I understand the concept of a wire having a working voltage and a peak voltage. My question is, physically why is this? What is happening?

I was under the impression insulators had a dielectric strength and when the charge across the two became greater than this strength it broke through? Does the peak voltage take longer to produce charge across the insulator?

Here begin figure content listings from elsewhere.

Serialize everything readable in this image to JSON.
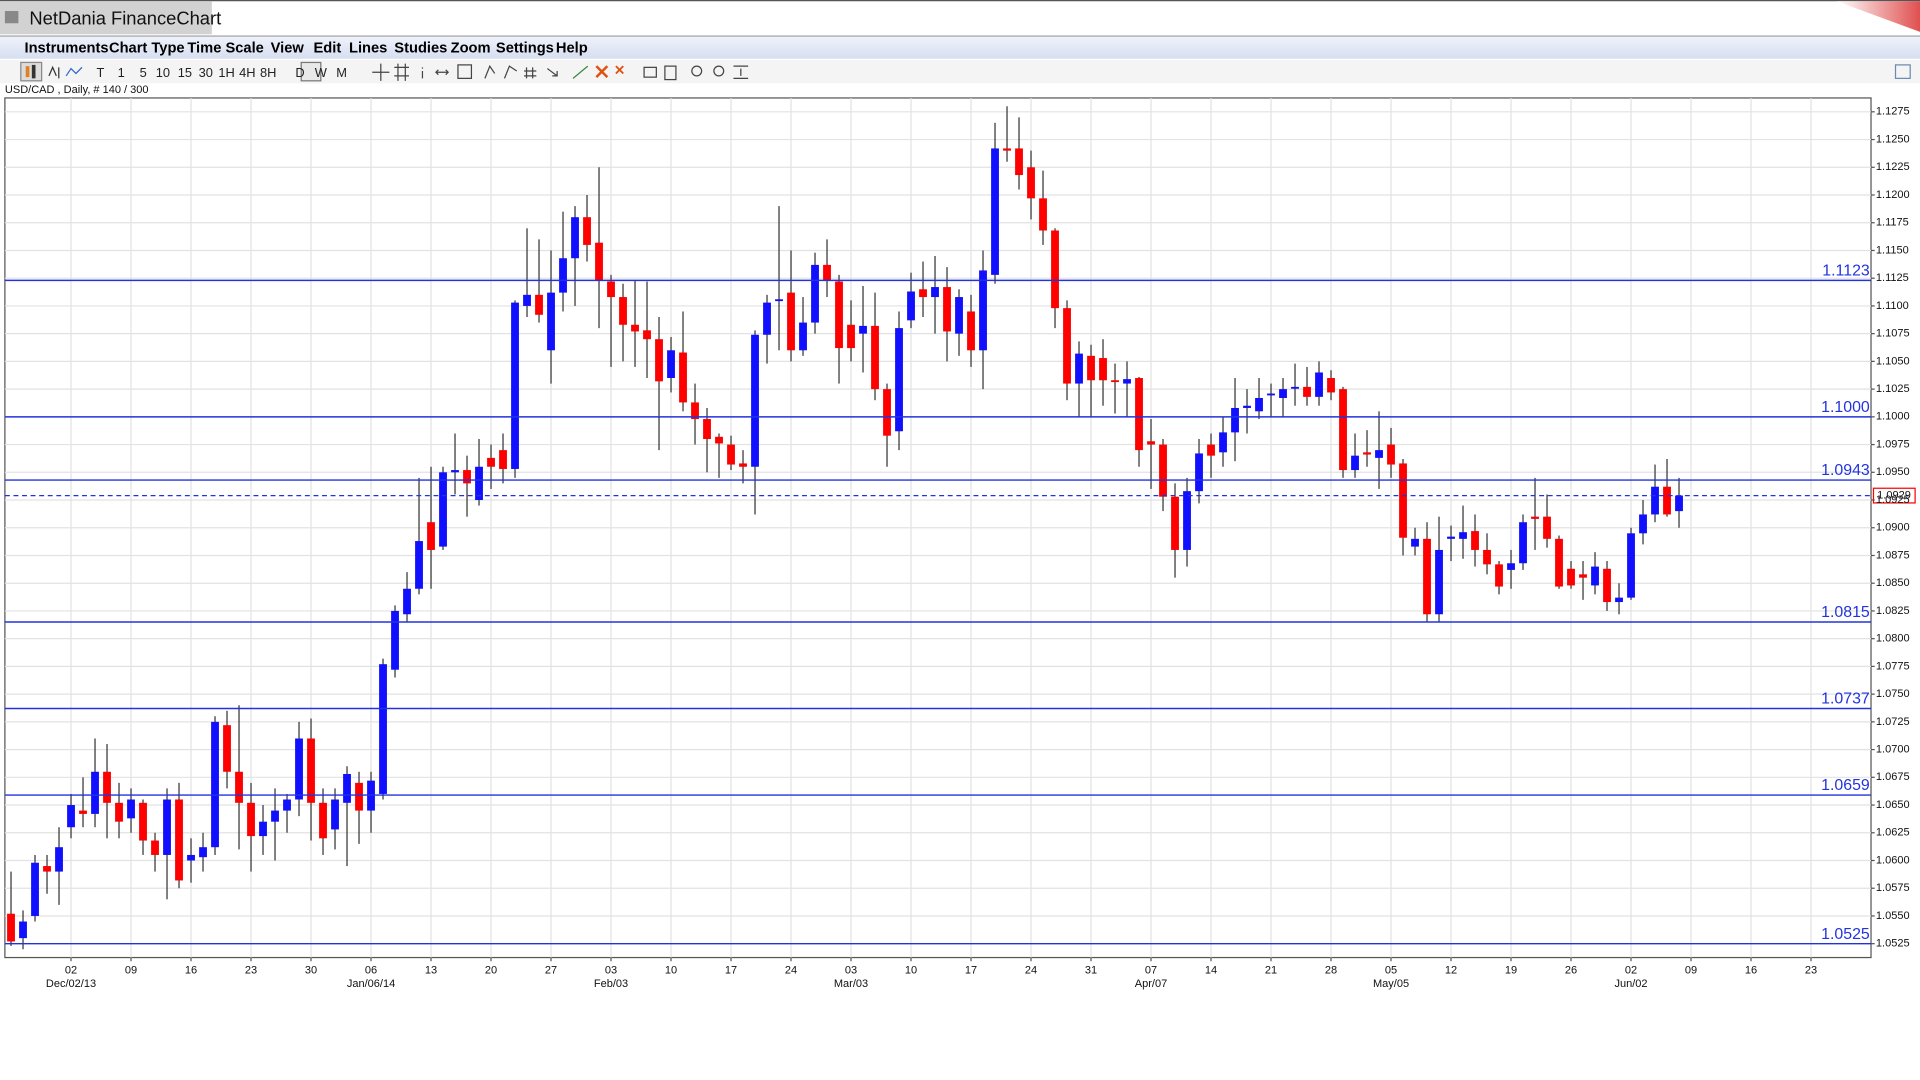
{
  "app": {
    "title": "NetDania FinanceChart",
    "menu": [
      "Instruments",
      "Chart Type",
      "Time Scale",
      "View",
      "Edit",
      "Lines",
      "Studies",
      "Zoom",
      "Settings",
      "Help"
    ],
    "toolbar": [
      "T",
      "1",
      "5",
      "10",
      "15",
      "30",
      "1H",
      "4H",
      "8H",
      "D",
      "W",
      "M"
    ]
  },
  "chart_data": {
    "type": "candlestick",
    "title": "USD/CAD , Daily, # 140 / 300",
    "up_color": "#1010ff",
    "down_color": "#ff0000",
    "level_color": "#2233dd",
    "grid": true,
    "ylim": [
      1.05125,
      1.12875
    ],
    "yticks": [
      1.0525,
      {
        "value": 1.055,
        "label": "1.0550"
      },
      1.0575,
      {
        "value": 1.06,
        "label": "1.0600"
      },
      1.0625,
      {
        "value": 1.065,
        "label": "1.0650"
      },
      1.0675,
      {
        "value": 1.07,
        "label": "1.0700"
      },
      1.0725,
      {
        "value": 1.075,
        "label": "1.0750"
      },
      1.0775,
      {
        "value": 1.08,
        "label": "1.0800"
      },
      1.0825,
      {
        "value": 1.085,
        "label": "1.0850"
      },
      1.0875,
      {
        "value": 1.09,
        "label": "1.0900"
      },
      1.0925,
      {
        "value": 1.095,
        "label": "1.0950"
      },
      1.0975,
      {
        "value": 1.1,
        "label": "1.1000"
      },
      1.1025,
      {
        "value": 1.105,
        "label": "1.1050"
      },
      1.1075,
      {
        "value": 1.11,
        "label": "1.1100"
      },
      1.1125,
      {
        "value": 1.115,
        "label": "1.1150"
      },
      1.1175,
      {
        "value": 1.12,
        "label": "1.1200"
      },
      1.1225,
      {
        "value": 1.125,
        "label": "1.1250"
      },
      1.1275
    ],
    "levels": [
      1.1123,
      {
        "value": 1.1,
        "label": "1.1000"
      },
      1.0943,
      1.0815,
      1.0737,
      1.0659,
      1.0525
    ],
    "last_price": 1.0929,
    "categories": [
      null,
      null,
      null,
      null,
      null,
      "02",
      null,
      null,
      null,
      null,
      "09",
      null,
      null,
      null,
      null,
      "16",
      null,
      null,
      null,
      null,
      "23",
      null,
      null,
      null,
      null,
      "30",
      null,
      null,
      null,
      null,
      "06",
      null,
      null,
      null,
      null,
      "13",
      null,
      null,
      null,
      null,
      "20",
      null,
      null,
      null,
      null,
      "27",
      null,
      null,
      null,
      null,
      "03",
      null,
      null,
      null,
      null,
      "10",
      null,
      null,
      null,
      null,
      "17",
      null,
      null,
      null,
      null,
      "24",
      null,
      null,
      null,
      null,
      "03",
      null,
      null,
      null,
      null,
      "10",
      null,
      null,
      null,
      null,
      "17",
      null,
      null,
      null,
      null,
      "24",
      null,
      null,
      null,
      null,
      "31",
      null,
      null,
      null,
      null,
      "07",
      null,
      null,
      null,
      null,
      "14",
      null,
      null,
      null,
      null,
      "21",
      null,
      null,
      null,
      null,
      "28",
      null,
      null,
      null,
      null,
      "05",
      null,
      null,
      null,
      null,
      "12",
      null,
      null,
      null,
      null,
      "19",
      null,
      null,
      null,
      null,
      "26",
      null,
      null,
      null,
      null,
      "02",
      null,
      null,
      null,
      null,
      "09",
      null,
      null,
      null,
      null,
      "16",
      null,
      null,
      null,
      null,
      "23",
      null,
      null,
      null,
      null
    ],
    "category_sublabels": [
      null,
      null,
      null,
      null,
      null,
      "Dec/02/13",
      null,
      null,
      null,
      null,
      null,
      null,
      null,
      null,
      null,
      null,
      null,
      null,
      null,
      null,
      null,
      null,
      null,
      null,
      null,
      null,
      null,
      null,
      null,
      null,
      "Jan/06/14",
      null,
      null,
      null,
      null,
      null,
      null,
      null,
      null,
      null,
      null,
      null,
      null,
      null,
      null,
      null,
      null,
      null,
      null,
      null,
      "Feb/03",
      null,
      null,
      null,
      null,
      null,
      null,
      null,
      null,
      null,
      null,
      null,
      null,
      null,
      null,
      null,
      null,
      null,
      null,
      null,
      "Mar/03",
      null,
      null,
      null,
      null,
      null,
      null,
      null,
      null,
      null,
      null,
      null,
      null,
      null,
      null,
      null,
      null,
      null,
      null,
      null,
      null,
      null,
      null,
      null,
      null,
      "Apr/07",
      null,
      null,
      null,
      null,
      null,
      null,
      null,
      null,
      null,
      null,
      null,
      null,
      null,
      null,
      null,
      null,
      null,
      null,
      null,
      "May/05",
      null,
      null,
      null,
      null,
      null,
      null,
      null,
      null,
      null,
      null,
      null,
      null,
      null,
      null,
      null,
      null,
      null,
      null,
      null,
      "Jun/02",
      null,
      null,
      null,
      null,
      null,
      null,
      null,
      null,
      null,
      null,
      null,
      null,
      null,
      null,
      null,
      null,
      null,
      null,
      null
    ],
    "ohlc": [
      [
        1.0552,
        1.059,
        1.0523,
        1.0527
      ],
      [
        1.053,
        1.0555,
        1.052,
        1.0545
      ],
      [
        1.055,
        1.0605,
        1.0545,
        1.0598
      ],
      [
        1.0595,
        1.0605,
        1.057,
        1.059
      ],
      [
        1.059,
        1.063,
        1.056,
        1.0612
      ],
      [
        1.063,
        1.066,
        1.062,
        1.065
      ],
      [
        1.0645,
        1.0675,
        1.063,
        1.0642
      ],
      [
        1.0642,
        1.071,
        1.063,
        1.068
      ],
      [
        1.068,
        1.0705,
        1.062,
        1.0652
      ],
      [
        1.0652,
        1.067,
        1.062,
        1.0635
      ],
      [
        1.0638,
        1.0665,
        1.0625,
        1.0655
      ],
      [
        1.0652,
        1.0655,
        1.0605,
        1.0618
      ],
      [
        1.0618,
        1.0625,
        1.059,
        1.0605
      ],
      [
        1.0605,
        1.0665,
        1.0565,
        1.0655
      ],
      [
        1.0655,
        1.067,
        1.0575,
        1.0582
      ],
      [
        1.06,
        1.062,
        1.058,
        1.0605
      ],
      [
        1.0603,
        1.0625,
        1.059,
        1.0612
      ],
      [
        1.0612,
        1.073,
        1.0605,
        1.0725
      ],
      [
        1.0722,
        1.0735,
        1.0665,
        1.068
      ],
      [
        1.068,
        1.074,
        1.061,
        1.0652
      ],
      [
        1.0652,
        1.067,
        1.059,
        1.0622
      ],
      [
        1.0622,
        1.065,
        1.0605,
        1.0635
      ],
      [
        1.0635,
        1.0665,
        1.06,
        1.0645
      ],
      [
        1.0645,
        1.066,
        1.0625,
        1.0655
      ],
      [
        1.0655,
        1.0725,
        1.064,
        1.071
      ],
      [
        1.071,
        1.0728,
        1.0618,
        1.0652
      ],
      [
        1.0652,
        1.0665,
        1.0605,
        1.062
      ],
      [
        1.0628,
        1.0665,
        1.061,
        1.0655
      ],
      [
        1.0652,
        1.0685,
        1.0595,
        1.0678
      ],
      [
        1.067,
        1.068,
        1.0615,
        1.0645
      ],
      [
        1.0645,
        1.068,
        1.0625,
        1.0672
      ],
      [
        1.066,
        1.0782,
        1.0655,
        1.0777
      ],
      [
        1.0772,
        1.083,
        1.0765,
        1.0825
      ],
      [
        1.0822,
        1.086,
        1.0815,
        1.0845
      ],
      [
        1.0845,
        1.0945,
        1.084,
        1.0888
      ],
      [
        1.0905,
        1.0955,
        1.0845,
        1.088
      ],
      [
        1.0883,
        1.0955,
        1.088,
        1.095
      ],
      [
        1.095,
        1.0985,
        1.093,
        1.0952
      ],
      [
        1.0952,
        1.0965,
        1.091,
        1.094
      ],
      [
        1.0925,
        1.098,
        1.092,
        1.0955
      ],
      [
        1.0963,
        1.0975,
        1.0935,
        1.0955
      ],
      [
        1.097,
        1.0985,
        1.094,
        1.0953
      ],
      [
        1.0953,
        1.1105,
        1.0945,
        1.1103
      ],
      [
        1.11,
        1.117,
        1.109,
        1.111
      ],
      [
        1.111,
        1.116,
        1.1085,
        1.1092
      ],
      [
        1.106,
        1.115,
        1.103,
        1.1112
      ],
      [
        1.1112,
        1.1185,
        1.1095,
        1.1143
      ],
      [
        1.1143,
        1.119,
        1.11,
        1.118
      ],
      [
        1.118,
        1.12,
        1.114,
        1.1155
      ],
      [
        1.1157,
        1.1225,
        1.108,
        1.1123
      ],
      [
        1.1122,
        1.1128,
        1.1045,
        1.1108
      ],
      [
        1.1108,
        1.112,
        1.105,
        1.1083
      ],
      [
        1.1083,
        1.1123,
        1.1045,
        1.1077
      ],
      [
        1.1078,
        1.1122,
        1.1035,
        1.107
      ],
      [
        1.107,
        1.109,
        1.097,
        1.1032
      ],
      [
        1.1035,
        1.1072,
        1.1022,
        1.106
      ],
      [
        1.1058,
        1.1095,
        1.1005,
        1.1013
      ],
      [
        1.1013,
        1.103,
        1.0975,
        1.0998
      ],
      [
        1.0998,
        1.1008,
        1.095,
        1.098
      ],
      [
        1.0982,
        1.0985,
        1.0945,
        1.0976
      ],
      [
        1.0975,
        1.0983,
        1.0952,
        1.0957
      ],
      [
        1.0958,
        1.097,
        1.094,
        1.0955
      ],
      [
        1.0955,
        1.1078,
        1.0912,
        1.1074
      ],
      [
        1.1074,
        1.111,
        1.1048,
        1.1103
      ],
      [
        1.1105,
        1.119,
        1.106,
        1.1106
      ],
      [
        1.1112,
        1.115,
        1.105,
        1.106
      ],
      [
        1.106,
        1.1108,
        1.1055,
        1.1085
      ],
      [
        1.1085,
        1.1148,
        1.1075,
        1.1137
      ],
      [
        1.1137,
        1.116,
        1.1108,
        1.1123
      ],
      [
        1.1122,
        1.1128,
        1.103,
        1.1062
      ],
      [
        1.1083,
        1.1105,
        1.105,
        1.1062
      ],
      [
        1.1075,
        1.1118,
        1.104,
        1.1082
      ],
      [
        1.1082,
        1.1112,
        1.1015,
        1.1025
      ],
      [
        1.1025,
        1.103,
        1.0955,
        1.0983
      ],
      [
        1.0987,
        1.1095,
        1.097,
        1.108
      ],
      [
        1.1087,
        1.113,
        1.108,
        1.1113
      ],
      [
        1.1115,
        1.114,
        1.109,
        1.1108
      ],
      [
        1.1108,
        1.1145,
        1.1075,
        1.1117
      ],
      [
        1.1117,
        1.1135,
        1.105,
        1.1077
      ],
      [
        1.1075,
        1.1115,
        1.1055,
        1.1108
      ],
      [
        1.1095,
        1.111,
        1.1045,
        1.106
      ],
      [
        1.106,
        1.115,
        1.1025,
        1.1132
      ],
      [
        1.1128,
        1.1265,
        1.112,
        1.1242
      ],
      [
        1.1242,
        1.128,
        1.123,
        1.124
      ],
      [
        1.1242,
        1.127,
        1.1205,
        1.1218
      ],
      [
        1.1225,
        1.124,
        1.1178,
        1.1197
      ],
      [
        1.1197,
        1.1222,
        1.1155,
        1.1168
      ],
      [
        1.1168,
        1.117,
        1.108,
        1.1098
      ],
      [
        1.1098,
        1.1105,
        1.1015,
        1.103
      ],
      [
        1.103,
        1.1068,
        1.1,
        1.1057
      ],
      [
        1.1055,
        1.1065,
        1.1,
        1.1033
      ],
      [
        1.1053,
        1.107,
        1.101,
        1.1033
      ],
      [
        1.1033,
        1.1048,
        1.1003,
        1.1032
      ],
      [
        1.103,
        1.105,
        1.1,
        1.1034
      ],
      [
        1.1035,
        1.1036,
        1.0955,
        1.097
      ],
      [
        1.0978,
        1.0998,
        1.0935,
        1.0975
      ],
      [
        1.0975,
        1.098,
        1.0915,
        1.0928
      ],
      [
        1.0928,
        1.094,
        1.0855,
        1.088
      ],
      [
        1.088,
        1.0945,
        1.0865,
        1.0933
      ],
      [
        1.0933,
        1.098,
        1.0922,
        1.0967
      ],
      [
        1.0975,
        1.0985,
        1.0945,
        1.0965
      ],
      [
        1.0968,
        1.1,
        1.0955,
        1.0986
      ],
      [
        1.0986,
        1.1035,
        1.096,
        1.1008
      ],
      [
        1.1008,
        1.1025,
        1.0985,
        1.101
      ],
      [
        1.1005,
        1.1035,
        1.0998,
        1.1017
      ],
      [
        1.102,
        1.103,
        1.1,
        1.1021
      ],
      [
        1.1017,
        1.1035,
        1.1,
        1.1025
      ],
      [
        1.1026,
        1.1048,
        1.101,
        1.1027
      ],
      [
        1.1027,
        1.1045,
        1.101,
        1.1018
      ],
      [
        1.1018,
        1.105,
        1.101,
        1.104
      ],
      [
        1.1035,
        1.1042,
        1.1015,
        1.1022
      ],
      [
        1.1025,
        1.1027,
        1.0945,
        1.0952
      ],
      [
        1.0952,
        1.0985,
        1.0945,
        1.0965
      ],
      [
        1.0968,
        1.0988,
        1.0955,
        1.0966
      ],
      [
        1.0963,
        1.1005,
        1.0935,
        1.097
      ],
      [
        1.0975,
        1.099,
        1.0945,
        1.0957
      ],
      [
        1.0958,
        1.0962,
        1.0875,
        1.0891
      ],
      [
        1.0883,
        1.09,
        1.0875,
        1.089
      ],
      [
        1.089,
        1.0905,
        1.0815,
        1.0822
      ],
      [
        1.0822,
        1.091,
        1.0815,
        1.088
      ],
      [
        1.089,
        1.0902,
        1.087,
        1.0892
      ],
      [
        1.089,
        1.092,
        1.0872,
        1.0896
      ],
      [
        1.0897,
        1.0912,
        1.0865,
        1.088
      ],
      [
        1.088,
        1.0895,
        1.0858,
        1.0867
      ],
      [
        1.0867,
        1.087,
        1.084,
        1.0847
      ],
      [
        1.0862,
        1.088,
        1.0845,
        1.0868
      ],
      [
        1.0868,
        1.0912,
        1.0862,
        1.0905
      ],
      [
        1.091,
        1.0945,
        1.088,
        1.0908
      ],
      [
        1.091,
        1.093,
        1.0882,
        1.089
      ],
      [
        1.089,
        1.0893,
        1.0845,
        1.0847
      ],
      [
        1.0863,
        1.087,
        1.0845,
        1.0848
      ],
      [
        1.0858,
        1.087,
        1.0835,
        1.0855
      ],
      [
        1.0848,
        1.0878,
        1.084,
        1.0865
      ],
      [
        1.0863,
        1.087,
        1.0825,
        1.0833
      ],
      [
        1.0833,
        1.085,
        1.0822,
        1.0837
      ],
      [
        1.0837,
        1.09,
        1.0835,
        1.0895
      ],
      [
        1.0895,
        1.0925,
        1.0885,
        1.0912
      ],
      [
        1.0912,
        1.0957,
        1.0905,
        1.0937
      ],
      [
        1.0937,
        1.0962,
        1.091,
        1.0912
      ],
      [
        1.0915,
        1.0945,
        1.09,
        1.0929
      ],
      null,
      null,
      null,
      null,
      null,
      null,
      null,
      null,
      null,
      null,
      null,
      null,
      null,
      null,
      null
    ]
  }
}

  • \$\begingroup\$ I highly doubt it takes longer, but like everything it does take time. So a MOMENTARY, higher pulse might be tolerable, similar to current pulses producing heat. \$\endgroup\$ – DKNguyen May 14 '19 at 13:43
  • \$\begingroup\$ Isn't Wikipedia's Electrical Breakdown enough explaining this? \$\endgroup\$ – Unknown123 May 14 '19 at 15:03
  • \$\begingroup\$ @Unknown123 It's not obvious if it is there. \$\endgroup\$ – DKNguyen May 14 '19 at 16:02
  • \$\begingroup\$ peak takes much less time. ( us) so much higher level. \$\endgroup\$ – Tony Stewart Sunnyskyguy EE75 May 14 '19 at 16:12

High voltage insulators have an impulse rating that can be more than 10x the working voltage due to the rise time. This is normally for lightning protection with a specified rise time and tail time. I'm not sure if that is what you meant by peak voltage.

Each commodity item may have different specs and ratios. It takes longer to ionize air or surface contamination or charge up wire insulation dielectric with a series inductive wire.

There can be spark tests at 60 Hz, 3kHz and Impulse test (peak) which increase in this order.